I just think that the civil union battle has nothing to do with SSM. It was a lost cause from the very beginning. If you look at the polls now, most people are already OK with civil unions (even though I bet not many folks actually know where they would draw the line between civil union benefits and marriage benefits). Even if we accept Bush’s recent comments at face value, he’s a **follower **on the civil unions issue, not a leader.
Once the pendulum swings to a certain point, there will be no going back. Those opposed to letting gays marry will become more and more marginalized. Just like segregationists eventually became marginalized in the South once they lost their stronghold. I believe there will come a point within my lifetime they will be regarded just the same as racists are now.
I agree. It’s just a question of how long it’s going to take for the pendulum to swing. What’s interesting is that we’ve had SSM in MA for 5 months now, and it’s just no big deal. Yet there are, IIRC, 12 states with SSM amendment issues or laws on the ballot next month. We’ll see how many of those pass, but the odds are most if not all will. I expect it will be a very, very long time before we see SSM legal in all 50 states even if we see it legal in most states within the next 20 years.
Ok. The last point point I just had to do anyway because I love convolution.

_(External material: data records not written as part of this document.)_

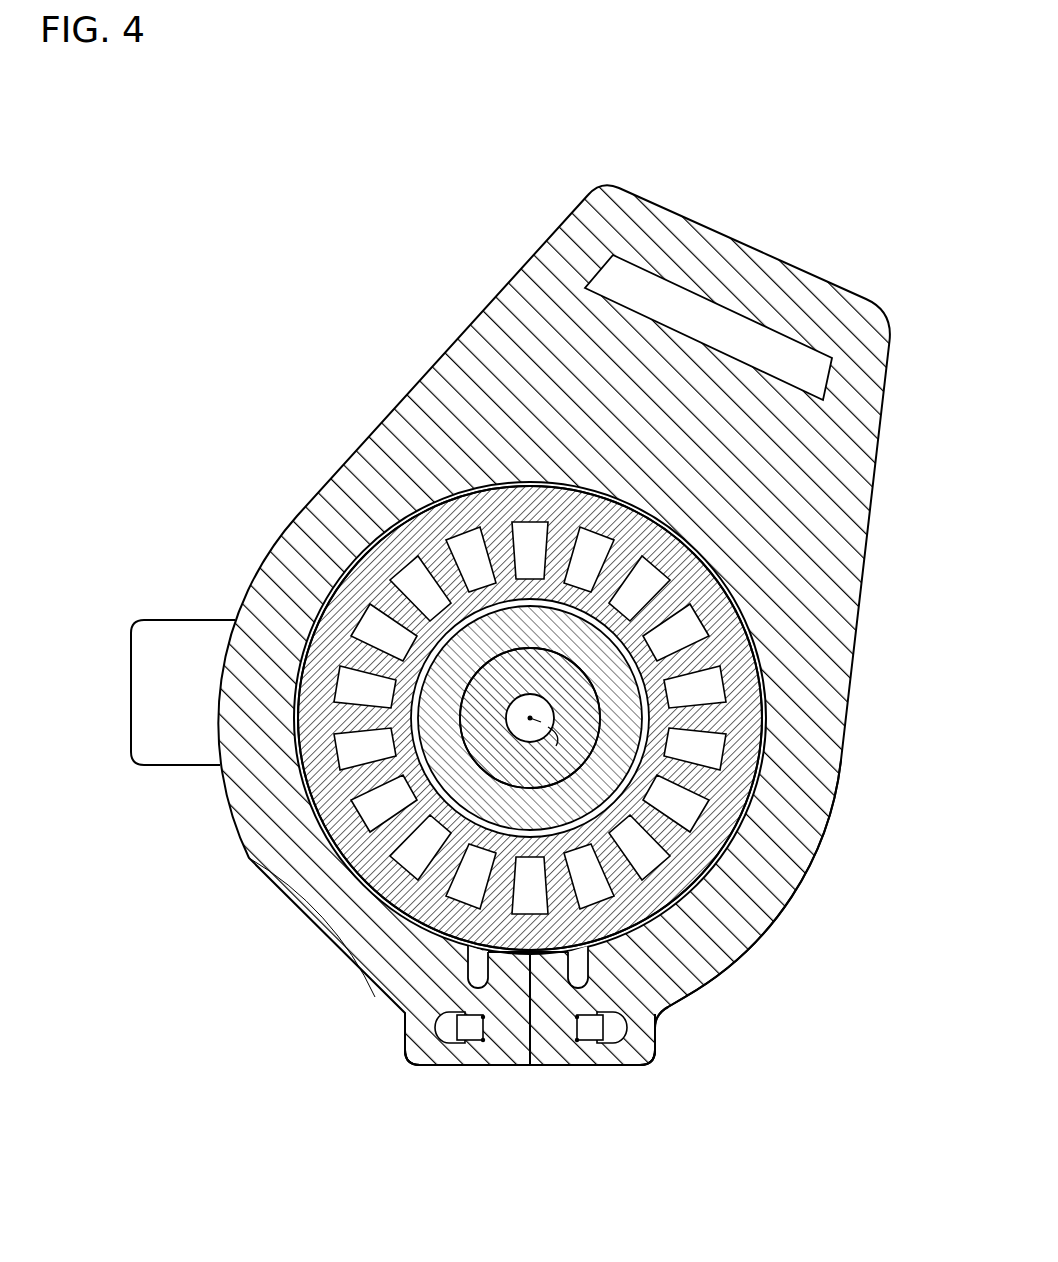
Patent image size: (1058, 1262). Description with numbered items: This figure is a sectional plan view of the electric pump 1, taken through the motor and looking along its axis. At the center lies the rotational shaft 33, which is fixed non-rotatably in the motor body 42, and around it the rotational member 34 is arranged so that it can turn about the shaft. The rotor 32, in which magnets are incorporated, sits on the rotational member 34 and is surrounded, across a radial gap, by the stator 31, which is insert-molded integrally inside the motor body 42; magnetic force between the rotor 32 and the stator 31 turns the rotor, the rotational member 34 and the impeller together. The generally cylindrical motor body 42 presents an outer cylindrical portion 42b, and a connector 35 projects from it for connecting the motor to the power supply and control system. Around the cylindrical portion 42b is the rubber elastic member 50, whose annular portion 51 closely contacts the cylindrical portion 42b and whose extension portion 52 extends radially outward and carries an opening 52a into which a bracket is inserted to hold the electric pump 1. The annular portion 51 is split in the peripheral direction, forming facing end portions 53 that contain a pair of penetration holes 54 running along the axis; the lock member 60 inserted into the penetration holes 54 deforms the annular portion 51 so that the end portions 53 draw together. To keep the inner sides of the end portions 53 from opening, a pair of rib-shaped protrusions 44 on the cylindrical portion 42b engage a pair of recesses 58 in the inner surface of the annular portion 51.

The electric pump 1 is at (252, 207).
The stator 31 is at (400, 857).
The rotor 32 is at (440, 737).
The rotational shaft 33 is at (507, 714).
The rotational member 34 is at (583, 748).
The connector 35 is at (190, 630).
The motor body 42 is at (519, 660).
The cylindrical portion 42b is at (348, 548).
The protrusions 44 is at (566, 1000).
The elastic member 50 is at (588, 684).
The annular portion 51 is at (849, 690).
The extension portion 52 is at (877, 445).
The opening 52a is at (714, 308).
The end portions 53 is at (490, 1068).
The penetration holes 54 is at (405, 1058).
The recesses 58 is at (480, 984).
The lock member 60 is at (630, 1030).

But that’s the problem: yes, it’s a losing cause, and that losing cause makes anti-SSM a loser as well. They know they’re on the ropes. But many social conservatives figured that by using the public distaste for SSM, they could effectively stop the progress of civil unions, tying them together. With a national leader like Bush backing that confusion, they might have been able to really make civil unions difficult. The FMA amendment would first fail, and then as a “compromise” they could get some of what they needed to block civil unions from functioning under the guise of legislating against gay marriage. But Bush has undercut that connection.
Which again, is sort of my point: the anti-civil unions people HAVE no national leader. They thought they might. They thought they had hope. And it was dashed. They are hopping mad about it too. Even if Bush quietly was for civil unions all along, at least he had, from their perspective, the good sense not to spell it out while they tried to mix anti-Civil Union law with anti-SSM law. But they just got knifed in the back, big time.
Actually, Bush has endorsed same-sex civil unions for at least two years now. This is not a flip-flop; this is just articulating the part of his position that is always drowned out by people focusing on his “No gay marriage!” position.
You may be reading too much into his qualifiers surrounding his anti-gay-marriage amendment proposal that the states should be allowed to create other institutions. That falls well short of endorsing them.
Unless you maybe have one of them “cite” thingies handy, John?
A cite for what? I specifically said that Bush’s stance on this issue is irrelevant as he’s not leading the cause. I never said anything about what he endorsed or didn’t endorse. People who are anti-SSM don’t need Bush to tell them to hold that stance. anti-SSM has been the norm in the US before Bush entered the political arena, and it will most likely be the norm after he leaves.